By reducing emulation differences, these ongoing RCT replication projects will set more realistic expectations of achievable agreement between RCT-RWE study pairs, and will provide insights with respect to when and why RWE studies do or do not calibrate well against RCTs [94,95].

SUMMARY

●Definitions and importance – The term real-world data (RWD) refers to data relating to patient health status and/or the delivery of health care, routinely collected from a variety of sources. RWD therefore differs from data collected primarily for research purposes. The term real-world evidence (RWE) refers to evidence about the usage and potential benefits or risks of a medical product derived from analysis of RWD. Most RWE studies are observational (or noninterventional) studies, and, thus, the two terms are commonly used interchangeably. (See 'Definitions' above.)

The role and use of RWE has been expanding rapidly. RWE can be used to complement information gained from randomized controlled trials (RCTs). (See 'Introduction' above and 'Uses of RWE' above.)

●Generation of RWE – Most RWE studies are conducted with transactional data (data routinely generated during the provision of care) (table 1). However, data from wearable technology are rapidly gaining popularity in RWE studies. (See 'How rwd are generated and used for research' above.)

●Limitations of RWE – Since RWD do not rely on primary data collection, their use for research purposes have several limitations (see 'Limitations of RWE' above):

•Bias and confounding, since health interventions are not assigned at random in routine care and RWE studies lack systematic ascertainment of outcomes (ascertainment bias and misclassification bias).

•Data may be inaccurate and/or critical information may be missing.

•Since the data informing the study are already completely collected when the study is planned, there is potential for investigators to mine the data rather than forming a priori hypothesis.

●Assessing the quality of a RWE study – When considering whether the results of a RWE study should impact clinical decision-making, three major aspects must be considered (see 'Assessing the quality of a RWE study' above):

•The question of interest must be answerable through the research question addressed by the RWE study (see 'Does the study address the clinical question?' above)

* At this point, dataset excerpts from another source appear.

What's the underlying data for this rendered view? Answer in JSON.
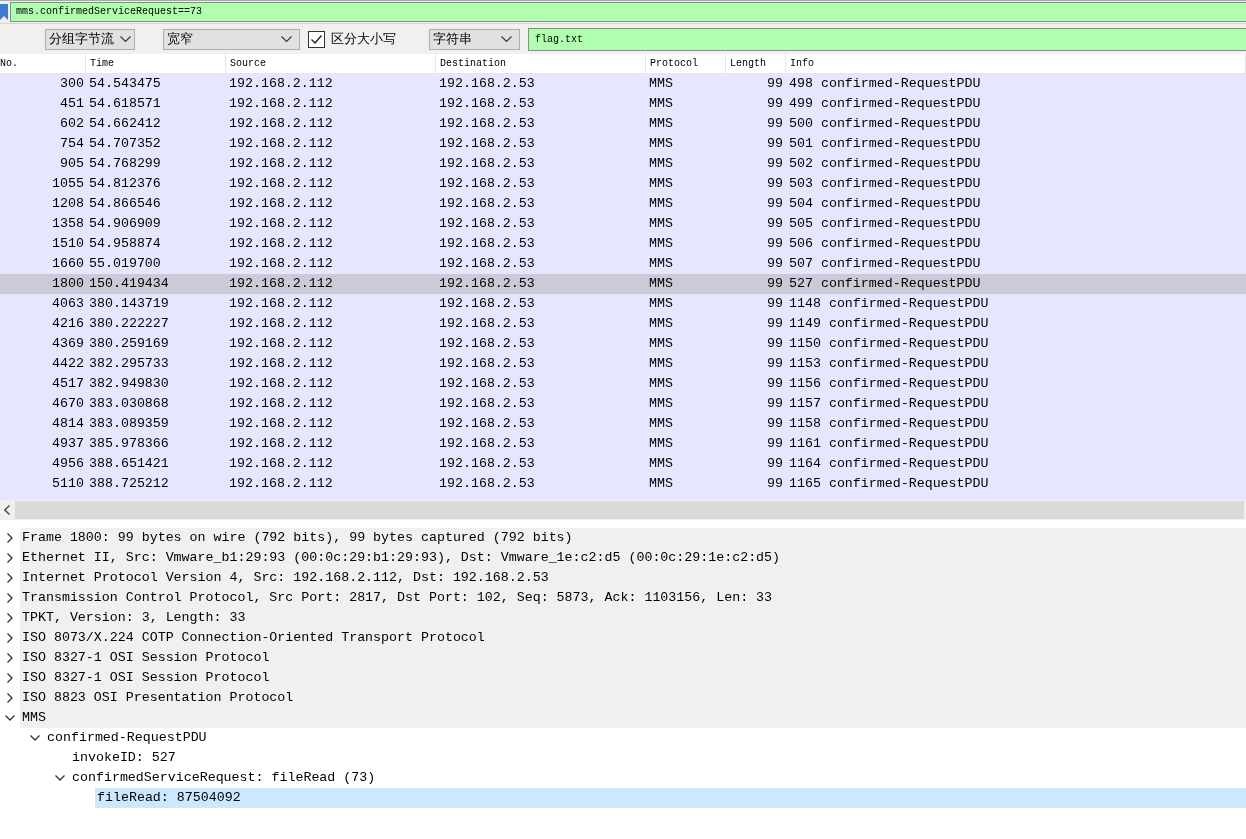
{
  "display_filter": {
    "value": "mms.confirmedServiceRequest==73"
  },
  "find_bar": {
    "search_in": "分组字节流",
    "character_width": "宽窄",
    "case_sensitive": {
      "label": "区分大小写",
      "checked": true
    },
    "search_type": "字符串",
    "search_value": "flag.txt"
  },
  "packet_list": {
    "columns": [
      "No.",
      "Time",
      "Source",
      "Destination",
      "Protocol",
      "Length",
      "Info"
    ],
    "rows": [
      {
        "cells": [
          "300",
          "54.543475",
          "192.168.2.112",
          "192.168.2.53",
          "MMS",
          "99",
          "498 confirmed-RequestPDU"
        ],
        "selected": false
      },
      {
        "cells": [
          "451",
          "54.618571",
          "192.168.2.112",
          "192.168.2.53",
          "MMS",
          "99",
          "499 confirmed-RequestPDU"
        ],
        "selected": false
      },
      {
        "cells": [
          "602",
          "54.662412",
          "192.168.2.112",
          "192.168.2.53",
          "MMS",
          "99",
          "500 confirmed-RequestPDU"
        ],
        "selected": false
      },
      {
        "cells": [
          "754",
          "54.707352",
          "192.168.2.112",
          "192.168.2.53",
          "MMS",
          "99",
          "501 confirmed-RequestPDU"
        ],
        "selected": false
      },
      {
        "cells": [
          "905",
          "54.768299",
          "192.168.2.112",
          "192.168.2.53",
          "MMS",
          "99",
          "502 confirmed-RequestPDU"
        ],
        "selected": false
      },
      {
        "cells": [
          "1055",
          "54.812376",
          "192.168.2.112",
          "192.168.2.53",
          "MMS",
          "99",
          "503 confirmed-RequestPDU"
        ],
        "selected": false
      },
      {
        "cells": [
          "1208",
          "54.866546",
          "192.168.2.112",
          "192.168.2.53",
          "MMS",
          "99",
          "504 confirmed-RequestPDU"
        ],
        "selected": false
      },
      {
        "cells": [
          "1358",
          "54.906909",
          "192.168.2.112",
          "192.168.2.53",
          "MMS",
          "99",
          "505 confirmed-RequestPDU"
        ],
        "selected": false
      },
      {
        "cells": [
          "1510",
          "54.958874",
          "192.168.2.112",
          "192.168.2.53",
          "MMS",
          "99",
          "506 confirmed-RequestPDU"
        ],
        "selected": false
      },
      {
        "cells": [
          "1660",
          "55.019700",
          "192.168.2.112",
          "192.168.2.53",
          "MMS",
          "99",
          "507 confirmed-RequestPDU"
        ],
        "selected": false
      },
      {
        "cells": [
          "1800",
          "150.419434",
          "192.168.2.112",
          "192.168.2.53",
          "MMS",
          "99",
          "527 confirmed-RequestPDU"
        ],
        "selected": true
      },
      {
        "cells": [
          "4063",
          "380.143719",
          "192.168.2.112",
          "192.168.2.53",
          "MMS",
          "99",
          "1148 confirmed-RequestPDU"
        ],
        "selected": false
      },
      {
        "cells": [
          "4216",
          "380.222227",
          "192.168.2.112",
          "192.168.2.53",
          "MMS",
          "99",
          "1149 confirmed-RequestPDU"
        ],
        "selected": false
      },
      {
        "cells": [
          "4369",
          "380.259169",
          "192.168.2.112",
          "192.168.2.53",
          "MMS",
          "99",
          "1150 confirmed-RequestPDU"
        ],
        "selected": false
      },
      {
        "cells": [
          "4422",
          "382.295733",
          "192.168.2.112",
          "192.168.2.53",
          "MMS",
          "99",
          "1153 confirmed-RequestPDU"
        ],
        "selected": false
      },
      {
        "cells": [
          "4517",
          "382.949830",
          "192.168.2.112",
          "192.168.2.53",
          "MMS",
          "99",
          "1156 confirmed-RequestPDU"
        ],
        "selected": false
      },
      {
        "cells": [
          "4670",
          "383.030868",
          "192.168.2.112",
          "192.168.2.53",
          "MMS",
          "99",
          "1157 confirmed-RequestPDU"
        ],
        "selected": false
      },
      {
        "cells": [
          "4814",
          "383.089359",
          "192.168.2.112",
          "192.168.2.53",
          "MMS",
          "99",
          "1158 confirmed-RequestPDU"
        ],
        "selected": false
      },
      {
        "cells": [
          "4937",
          "385.978366",
          "192.168.2.112",
          "192.168.2.53",
          "MMS",
          "99",
          "1161 confirmed-RequestPDU"
        ],
        "selected": false
      },
      {
        "cells": [
          "4956",
          "388.651421",
          "192.168.2.112",
          "192.168.2.53",
          "MMS",
          "99",
          "1164 confirmed-RequestPDU"
        ],
        "selected": false
      },
      {
        "cells": [
          "5110",
          "388.725212",
          "192.168.2.112",
          "192.168.2.53",
          "MMS",
          "99",
          "1165 confirmed-RequestPDU"
        ],
        "selected": false
      }
    ]
  },
  "packet_details": [
    {
      "text": "Frame 1800: 99 bytes on wire (792 bits), 99 bytes captured (792 bits)",
      "kind": "branch",
      "expanded": false,
      "selected": false
    },
    {
      "text": "Ethernet II, Src: Vmware_b1:29:93 (00:0c:29:b1:29:93), Dst: Vmware_1e:c2:d5 (00:0c:29:1e:c2:d5)",
      "kind": "branch",
      "expanded": false,
      "selected": false
    },
    {
      "text": "Internet Protocol Version 4, Src: 192.168.2.112, Dst: 192.168.2.53",
      "kind": "branch",
      "expanded": false,
      "selected": false
    },
    {
      "text": "Transmission Control Protocol, Src Port: 2817, Dst Port: 102, Seq: 5873, Ack: 1103156, Len: 33",
      "kind": "branch",
      "expanded": false,
      "selected": false
    },
    {
      "text": "TPKT, Version: 3, Length: 33",
      "kind": "branch",
      "expanded": false,
      "selected": false
    },
    {
      "text": "ISO 8073/X.224 COTP Connection-Oriented Transport Protocol",
      "kind": "branch",
      "expanded": false,
      "selected": false
    },
    {
      "text": "ISO 8327-1 OSI Session Protocol",
      "kind": "branch",
      "expanded": false,
      "selected": false
    },
    {
      "text": "ISO 8327-1 OSI Session Protocol",
      "kind": "branch",
      "expanded": false,
      "selected": false
    },
    {
      "text": "ISO 8823 OSI Presentation Protocol",
      "kind": "branch",
      "expanded": false,
      "selected": false
    },
    {
      "text": "MMS",
      "kind": "branch",
      "expanded": true,
      "selected": false,
      "children": [
        {
          "text": "confirmed-RequestPDU",
          "kind": "branch",
          "expanded": true,
          "selected": false,
          "children": [
            {
              "text": "invokeID: 527",
              "kind": "leaf",
              "selected": false
            },
            {
              "text": "confirmedServiceRequest: fileRead (73)",
              "kind": "branch",
              "expanded": true,
              "selected": false,
              "children": [
                {
                  "text": "fileRead: 87504092",
                  "kind": "leaf",
                  "selected": true
                }
              ]
            }
          ]
        }
      ]
    }
  ]
}
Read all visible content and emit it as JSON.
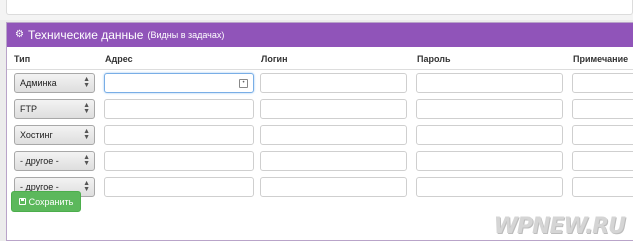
{
  "panel": {
    "title": "Технические данные",
    "subtitle": "(Видны в задачах)",
    "header_color": "#9054b9",
    "icon": "gears-icon"
  },
  "columns": [
    "Тип",
    "Адрес",
    "Логин",
    "Пароль",
    "Примечание"
  ],
  "rows": [
    {
      "type": "Админка"
    },
    {
      "type": "FTP"
    },
    {
      "type": "Хостинг"
    },
    {
      "type": "- другое -"
    },
    {
      "type": "- другое -"
    }
  ],
  "save_button": {
    "label": "Сохранить",
    "icon": "floppy-icon",
    "color": "#5cb85c"
  },
  "watermark": "WPNEW.RU"
}
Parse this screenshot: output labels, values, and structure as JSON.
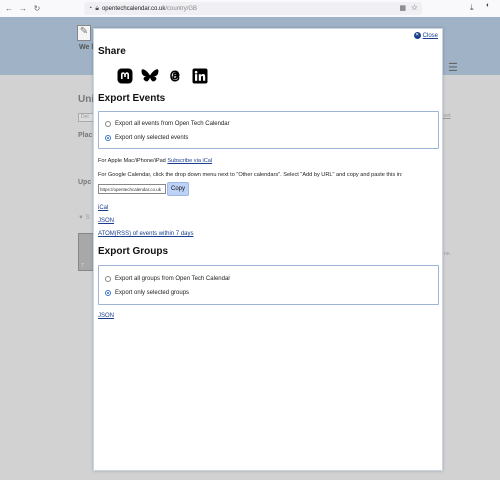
{
  "browser": {
    "back_icon": "arrow-left-icon",
    "forward_icon": "arrow-right-icon",
    "reload_icon": "reload-icon",
    "url_host": "opentechcalendar.co.uk",
    "url_path": "/country/GB"
  },
  "background": {
    "site_tagline": "We l",
    "heading": "Uni",
    "tab_label": "Det",
    "right_link": "port",
    "places_label": "Plac",
    "upcoming_label": "Upc",
    "filter_label": "S",
    "card_label": "7",
    "side_text": "ne."
  },
  "modal": {
    "close_label": "Close",
    "share_heading": "Share",
    "social": [
      {
        "name": "mastodon-icon",
        "color": "#000000"
      },
      {
        "name": "bluesky-icon",
        "color": "#000000"
      },
      {
        "name": "threads-icon",
        "color": "#000000"
      },
      {
        "name": "linkedin-icon",
        "color": "#000000"
      }
    ],
    "export_events": {
      "heading": "Export Events",
      "options": [
        {
          "label": "Export all events from Open Tech Calendar",
          "selected": false
        },
        {
          "label": "Export only selected events",
          "selected": true
        }
      ],
      "apple_text": "For Apple Mac/iPhone/iPad",
      "apple_link": "Subscribe via iCal",
      "google_text": "For Google Calendar, click the drop down menu next to \"Other calendars\". Select \"Add by URL\" and copy and paste this in:",
      "url_value": "https://opentechcalendar.co.uk",
      "copy_label": "Copy",
      "links": [
        "iCal",
        "JSON",
        "ATOM(RSS) of events within 7 days"
      ]
    },
    "export_groups": {
      "heading": "Export Groups",
      "options": [
        {
          "label": "Export all groups from Open Tech Calendar",
          "selected": false
        },
        {
          "label": "Export only selected groups",
          "selected": true
        }
      ],
      "links": [
        "JSON"
      ]
    }
  },
  "colors": {
    "link": "#1a3e8c",
    "accent": "#3b73d3",
    "copy_button": "#bcd2f6",
    "overlay_banner": "#9fb2c6"
  }
}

•Suitable data must be available to answer the question (see 'Appropriateness of RWD at hand' above)

•The RWE study must be designed and analyzed using appropriate methodology to minimize the risk of bias (see 'Assessing risk of bias' above)

●Uses of RWE – Examples of uses of RWE include:

•RWE can complement evidence available through RCTs. RCTs have several limitations (eg, they often address narrow questions in highly selected populations, they are costly and time-consuming, and they pose ethical challenges related to experimentation). RWE can mitigate many of these challenges. (See 'RWE as a complement to RCT evidence' above.)

•RWE plays an important role as a source of evidence to substantiate clinical and regulatory decision making (eg, in the setting of rare diseases or for postapproval safety monitoring). (See 'Post-approval safety studies' above.)

•RWE can also be used to substantiate effectiveness and safety claims after accelerated approval of a medication, or to support a secondary indication. (See 'Effectiveness claims based on RWE studies' above.)

●RCT duplication projects – Regulators are ultimately interested in understanding whether a specific RWE study can produce reliable conclusions regarding treatment effects. There are several ongoing or completed projects comparing findings from RCTs and RWE studies. (See 'RCT replication projects' above.)